Evaluation frameworks for systemic innovation, including outcome-, impact-, effectiveness- and hybrid-oriented ones. These enable practitioners and scholars to qualify and quantity the innovation of LLs based on their outcomes.
Success parameters that direct the attention to the content and goals of respective LLs and touch upon the dimensions of economy and business, the user centricity, the epitomes of innovation, knowledge and learning, and, finally, society and community.

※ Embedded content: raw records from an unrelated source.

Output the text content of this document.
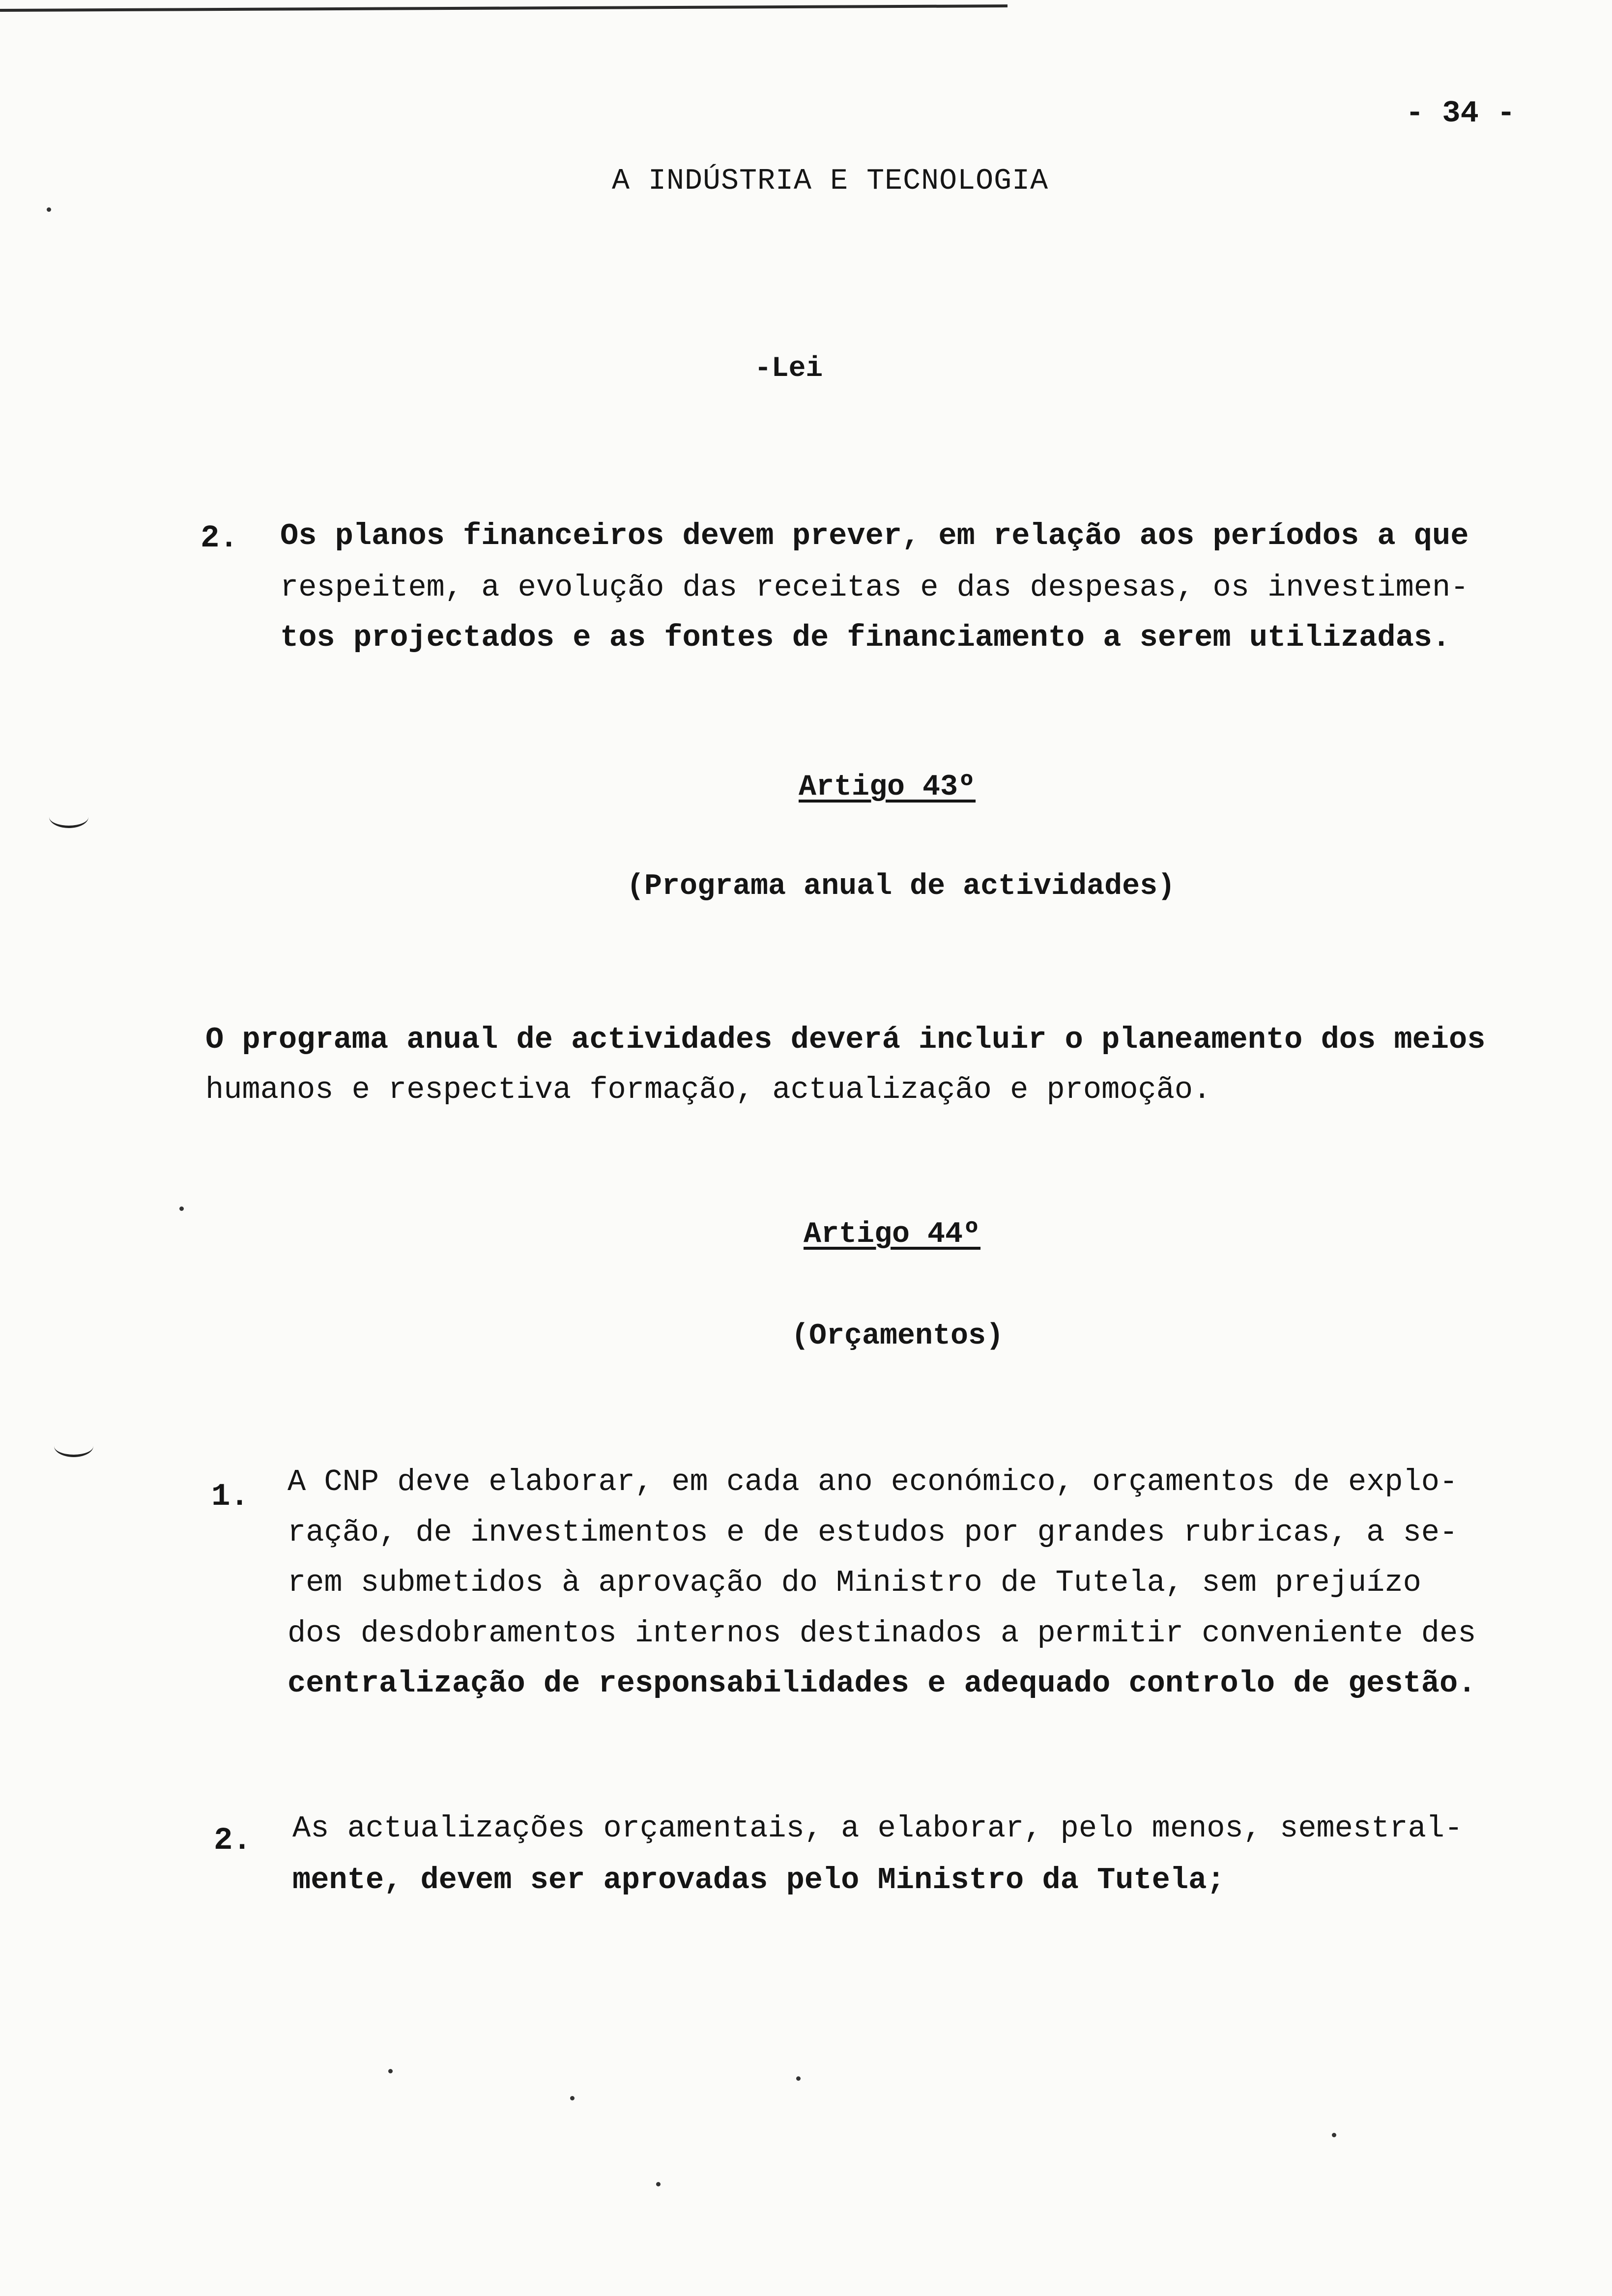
- 34 -
A INDÚSTRIA E TECNOLOGIA
-Lei
2. Os planos financeiros devem prever, em relação aos períodos a que
respeitem, a evolução das receitas e das despesas, os investimen-
tos projectados e as fontes de financiamento a serem utilizadas.
Artigo 43º
(Programa anual de actividades)
O programa anual de actividades deverá incluir o planeamento dos meios
humanos e respectiva formação, actualização e promoção.
Artigo 44º
(Orçamentos)
1. A CNP deve elaborar, em cada ano económico, orçamentos de explo-
ração, de investimentos e de estudos por grandes rubricas, a se-
rem submetidos à aprovação do Ministro de Tutela, sem prejuízo
dos desdobramentos internos destinados a permitir conveniente des
centralização de responsabilidades e adequado controlo de gestão.
2. As actualizações orçamentais, a elaborar, pelo menos, semestral-
mente, devem ser aprovadas pelo Ministro da Tutela;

Some limitations should be noted. First, it is based on a literature review and does not incorporate primary empirical data, which may have provided further depth to the evaluation framework synthesis. Second, the scope of included literature—although extensive—was limited to publications primarily from Europe and North America, potentially excluding valuable insights from other cultural contexts. Third, while the study distinguishes between types of LLs and evaluation dimensions, it stops short of operationalising these into actionable tools or metrics, which would require further empirical testing and validation.
5. CONCLUSIONS
A key shortcoming in the scholarly discourse on living labs (LLs) has been the lack of structured frameworks and consistent parameters to evaluate their efficacy in fostering innovation. Through a comprehensive literature review and thematic synthesis, the research identified a range of LL types, and categorised evaluation frameworks into outcome-, impact-, effectiveness- and hybrid-oriented types, and systematised success parameters into five analytical dimensions: economic and business value, user-centricity, innovation capacity, knowledge and learning, and societal contribution. The findings contribute to a differentiated understanding of LLs, not only as methodological tools but also as evolving meta-frameworks for collaborative, systemic innovation.

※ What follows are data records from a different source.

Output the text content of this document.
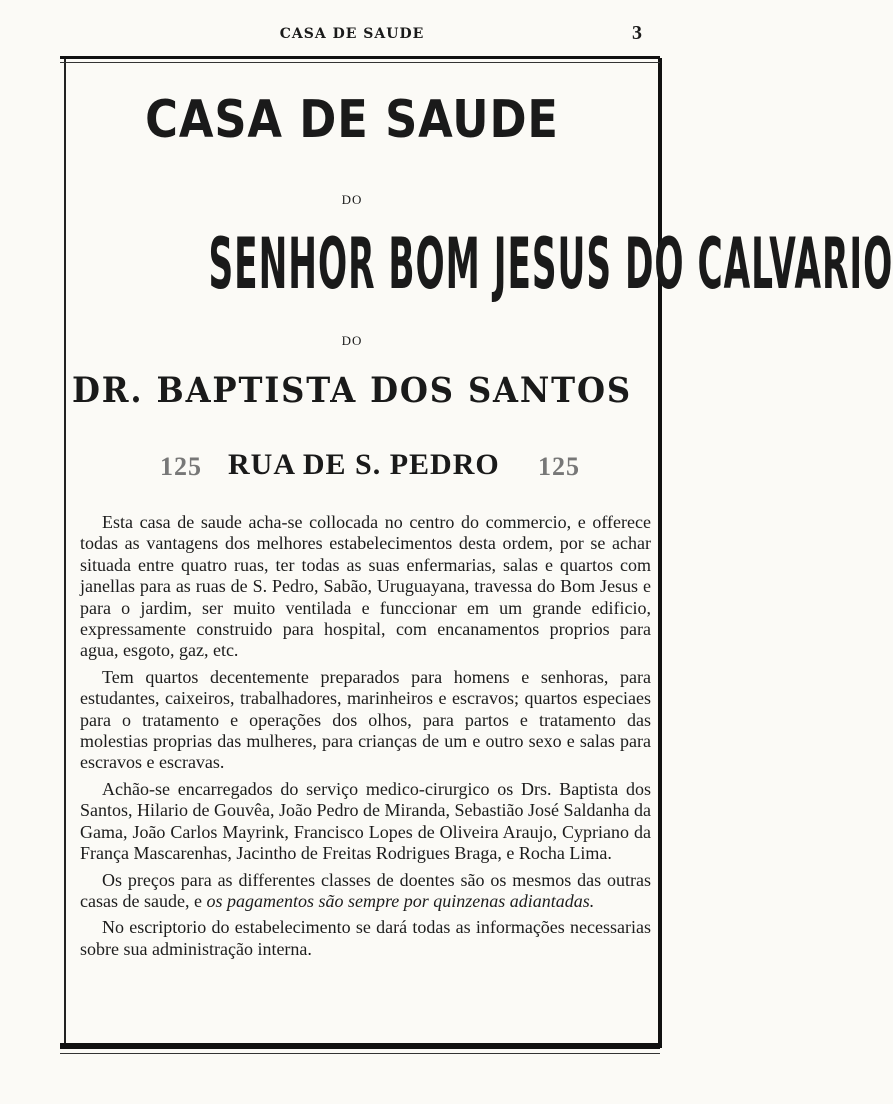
CASA DE SAUDE	3
CASA DE SAUDE
DO
SENHOR BOM JESUS DO CALVARIO
DO
DR. BAPTISTA DOS SANTOS
125 RUA DE S. PEDRO 125

Esta casa de saude acha-se collocada no centro do commercio, e offerece todas as vantagens dos melhores estabelecimentos desta ordem, por se achar situada entre quatro ruas, ter todas as suas enfermarias, salas e quartos com janellas para as ruas de S. Pedro, Sabão, Uruguayana, travessa do Bom Jesus e para o jardim, ser muito ventilada e funccionar em um grande edificio, expressamente construido para hospital, com encanamentos proprios para agua, esgoto, gaz, etc.

Tem quartos decentemente preparados para homens e senhoras, para estudantes, caixeiros, trabalhadores, marinheiros e escravos; quartos especiaes para o tratamento e operações dos olhos, para partos e tratamento das molestias proprias das mulheres, para crianças de um e outro sexo e salas para escravos e escravas.

Achão-se encarregados do serviço medico-cirurgico os Drs. Baptista dos Santos, Hilario de Gouvêa, João Pedro de Miranda, Sebastião José Saldanha da Gama, João Carlos Mayrink, Francisco Lopes de Oliveira Araujo, Cypriano da França Mascarenhas, Jacintho de Freitas Rodrigues Braga, e Rocha Lima.

Os preços para as differentes classes de doentes são os mesmos das outras casas de saude, e os pagamentos são sempre por quinzenas adiantadas.

No escriptorio do estabelecimento se dará todas as informações necessarias sobre sua administração interna.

Future research can build upon this foundation in several ways:
Empirical testing of frameworks
Applying the typology and evaluation criteria to concrete LL cases through longitudinal or comparative studies would help validate and refine the findings.
Development of standardised metrics
There is a need for practical, standardised evaluation tools that can be adapted to different LL types while ensuring comparability.

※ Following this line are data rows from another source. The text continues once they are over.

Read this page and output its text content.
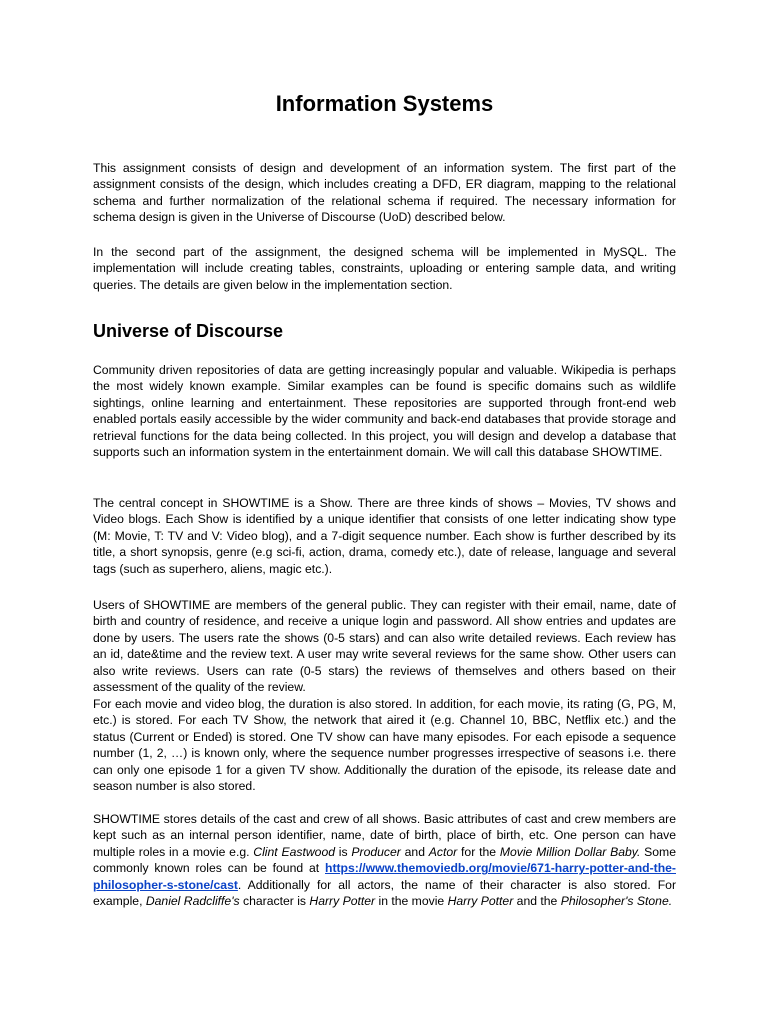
Information Systems

This assignment consists of design and development of an information system. The first part of the assignment consists of the design, which includes creating a DFD, ER diagram, mapping to the relational schema and further normalization of the relational schema if required. The necessary information for schema design is given in the Universe of Discourse (UoD) described below.

In the second part of the assignment, the designed schema will be implemented in MySQL. The implementation will include creating tables, constraints, uploading or entering sample data, and writing queries. The details are given below in the implementation section.

Universe of Discourse

Community driven repositories of data are getting increasingly popular and valuable. Wikipedia is perhaps the most widely known example. Similar examples can be found is specific domains such as wildlife sightings, online learning and entertainment. These repositories are supported through front-end web enabled portals easily accessible by the wider community and back-end databases that provide storage and retrieval functions for the data being collected. In this project, you will design and develop a database that supports such an information system in the entertainment domain. We will call this database SHOWTIME.

The central concept in SHOWTIME is a Show. There are three kinds of shows – Movies, TV shows and Video blogs. Each Show is identified by a unique identifier that consists of one letter indicating show type (M: Movie, T: TV and V: Video blog), and a 7-digit sequence number. Each show is further described by its title, a short synopsis, genre (e.g sci-fi, action, drama, comedy etc.), date of release, language and several tags (such as superhero, aliens, magic etc.).

Users of SHOWTIME are members of the general public. They can register with their email, name, date of birth and country of residence, and receive a unique login and password. All show entries and updates are done by users. The users rate the shows (0-5 stars) and can also write detailed reviews. Each review has an id, date&time and the review text. A user may write several reviews for the same show. Other users can also write reviews. Users can rate (0-5 stars) the reviews of themselves and others based on their assessment of the quality of the review.

For each movie and video blog, the duration is also stored. In addition, for each movie, its rating (G, PG, M, etc.) is stored. For each TV Show, the network that aired it (e.g. Channel 10, BBC, Netflix etc.) and the status (Current or Ended) is stored. One TV show can have many episodes. For each episode a sequence number (1, 2, …) is known only, where the sequence number progresses irrespective of seasons i.e. there can only one episode 1 for a given TV show. Additionally the duration of the episode, its release date and season number is also stored.

SHOWTIME stores details of the cast and crew of all shows. Basic attributes of cast and crew members are kept such as an internal person identifier, name, date of birth, place of birth, etc. One person can have multiple roles in a movie e.g. Clint Eastwood is Producer and Actor for the Movie Million Dollar Baby. Some commonly known roles can be found at https://www.themoviedb.org/movie/671-harry-potter-and-the-philosopher-s-stone/cast. Additionally for all actors, the name of their character is also stored. For example, Daniel Radcliffe's character is Harry Potter in the movie Harry Potter and the Philosopher's Stone.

Policy and governance implications
Exploring how policy frameworks and funding mechanisms shape the effectiveness and sustainability of LLs could inform more strategic public investment and governance models.
DATA ACCESSIBILITY
All data generated or analysed during this study are included in this article and the supplemental data online.
COMPETING INTERESTS
The author declares that there are no financial or non-financial competing interests relevant to the content of this manuscript.
ETHICAL APPROVAL
This study did not involve human participants, human data or human tissue, and therefore did not require ethical approval or participant consent.